The application of genomics into clinical practice allows faster and more accurate diagnoses leading to the most targeted and effective medical treatments to be applied, management steps to be taken, and irreversible neurological and developmental problems potentially averted.

Using traditional medical methods, investigative testing and systematic elimination of potential diseases, the average diagnostic odyssey faced by any patient, adult or child, consists of an average of 7.3 clinicians taking 4.8 years of tests to deliver an actionable, clinical diagnosis. It is a tragic truth that the multitude of these children will not see their fifth birthday. Sapientia has the power to greatly curtail that diagnostic odyssey to an average of only one clinician and just five days. The impact is unequivocal.

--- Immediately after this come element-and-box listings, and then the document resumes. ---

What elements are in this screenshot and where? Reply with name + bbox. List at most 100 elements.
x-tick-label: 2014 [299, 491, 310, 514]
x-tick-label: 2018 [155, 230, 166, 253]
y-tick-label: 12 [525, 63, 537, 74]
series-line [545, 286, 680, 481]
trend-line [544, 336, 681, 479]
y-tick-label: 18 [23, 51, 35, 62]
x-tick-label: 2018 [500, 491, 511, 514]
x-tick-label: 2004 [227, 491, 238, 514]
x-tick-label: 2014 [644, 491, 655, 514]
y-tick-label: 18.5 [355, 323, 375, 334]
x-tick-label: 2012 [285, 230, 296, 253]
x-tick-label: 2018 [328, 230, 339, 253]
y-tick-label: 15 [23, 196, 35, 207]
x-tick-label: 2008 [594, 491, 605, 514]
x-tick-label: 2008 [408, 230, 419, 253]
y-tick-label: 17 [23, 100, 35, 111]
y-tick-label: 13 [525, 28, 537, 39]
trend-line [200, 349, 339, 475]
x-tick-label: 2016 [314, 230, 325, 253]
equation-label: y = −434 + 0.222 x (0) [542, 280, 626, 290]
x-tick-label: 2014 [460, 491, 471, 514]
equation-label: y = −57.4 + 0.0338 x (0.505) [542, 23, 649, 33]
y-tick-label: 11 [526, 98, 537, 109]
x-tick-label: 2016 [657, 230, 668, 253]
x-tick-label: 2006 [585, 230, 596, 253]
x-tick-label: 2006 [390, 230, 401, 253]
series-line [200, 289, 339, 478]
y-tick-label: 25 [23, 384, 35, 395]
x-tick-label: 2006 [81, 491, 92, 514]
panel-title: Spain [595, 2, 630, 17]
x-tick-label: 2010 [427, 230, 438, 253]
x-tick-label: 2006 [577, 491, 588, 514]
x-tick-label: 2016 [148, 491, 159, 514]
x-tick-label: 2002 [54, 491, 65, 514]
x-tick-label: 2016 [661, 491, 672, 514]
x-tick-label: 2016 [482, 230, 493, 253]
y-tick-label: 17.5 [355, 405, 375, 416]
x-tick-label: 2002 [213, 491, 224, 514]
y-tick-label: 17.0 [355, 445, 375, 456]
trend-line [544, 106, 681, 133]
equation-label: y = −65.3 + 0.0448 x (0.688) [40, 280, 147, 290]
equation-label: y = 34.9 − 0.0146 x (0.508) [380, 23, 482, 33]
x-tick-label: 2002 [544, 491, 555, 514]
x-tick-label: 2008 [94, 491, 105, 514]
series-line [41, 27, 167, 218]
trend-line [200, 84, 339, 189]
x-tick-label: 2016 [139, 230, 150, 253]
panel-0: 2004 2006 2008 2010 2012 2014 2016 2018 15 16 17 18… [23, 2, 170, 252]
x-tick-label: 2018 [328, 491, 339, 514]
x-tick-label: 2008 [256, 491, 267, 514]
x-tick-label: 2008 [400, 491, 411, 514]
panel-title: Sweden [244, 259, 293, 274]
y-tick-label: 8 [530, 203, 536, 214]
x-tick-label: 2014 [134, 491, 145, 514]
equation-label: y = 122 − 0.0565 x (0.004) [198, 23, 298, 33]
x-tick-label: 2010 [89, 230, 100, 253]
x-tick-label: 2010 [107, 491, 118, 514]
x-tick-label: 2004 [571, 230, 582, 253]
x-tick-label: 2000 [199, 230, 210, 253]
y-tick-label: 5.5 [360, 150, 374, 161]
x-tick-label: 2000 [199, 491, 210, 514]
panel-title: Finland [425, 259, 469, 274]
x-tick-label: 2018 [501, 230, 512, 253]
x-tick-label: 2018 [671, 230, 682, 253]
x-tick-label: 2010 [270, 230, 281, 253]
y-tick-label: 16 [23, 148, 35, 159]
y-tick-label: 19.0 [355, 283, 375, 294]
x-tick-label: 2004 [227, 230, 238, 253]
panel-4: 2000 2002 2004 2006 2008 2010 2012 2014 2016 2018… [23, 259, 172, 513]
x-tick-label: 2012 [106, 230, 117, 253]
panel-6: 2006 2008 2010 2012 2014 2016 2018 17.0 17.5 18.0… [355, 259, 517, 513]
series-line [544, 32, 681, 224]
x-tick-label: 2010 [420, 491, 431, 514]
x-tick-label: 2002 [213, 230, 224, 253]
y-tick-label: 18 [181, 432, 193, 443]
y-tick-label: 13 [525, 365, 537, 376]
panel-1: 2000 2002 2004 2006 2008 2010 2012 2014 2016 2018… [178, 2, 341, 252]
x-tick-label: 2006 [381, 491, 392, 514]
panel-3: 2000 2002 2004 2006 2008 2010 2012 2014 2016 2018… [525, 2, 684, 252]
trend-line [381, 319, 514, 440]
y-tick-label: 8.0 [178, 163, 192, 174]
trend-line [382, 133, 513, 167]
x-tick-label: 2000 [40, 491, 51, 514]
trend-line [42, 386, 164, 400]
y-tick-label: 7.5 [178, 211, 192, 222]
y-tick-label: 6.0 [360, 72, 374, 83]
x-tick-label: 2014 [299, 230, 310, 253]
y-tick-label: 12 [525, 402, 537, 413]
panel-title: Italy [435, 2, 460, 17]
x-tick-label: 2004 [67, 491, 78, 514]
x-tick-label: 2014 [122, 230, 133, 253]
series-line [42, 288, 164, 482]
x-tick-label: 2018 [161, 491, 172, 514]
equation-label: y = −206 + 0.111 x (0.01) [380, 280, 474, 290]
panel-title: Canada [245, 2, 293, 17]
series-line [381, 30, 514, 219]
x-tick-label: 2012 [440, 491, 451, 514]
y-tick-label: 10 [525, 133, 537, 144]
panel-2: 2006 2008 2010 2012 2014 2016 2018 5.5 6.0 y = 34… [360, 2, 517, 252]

Sapientia is helping to save the most vulnerable of lives by providing clinically actionable information, which can be carried out within the critically tight window available to these doctors and clinicians on the NICU and PICU wards.

Congenica was founded, and Sapientia developed, with the aim of integrating genomics into healthcare in a way that would provide tangible benefits where patients need them most. Genomics is giving doctors the greatest insight into the patient that they have ever had. It may not be perfect quite yet, but the future may see a form of medical ability unlike anything previously seen outside of science fiction.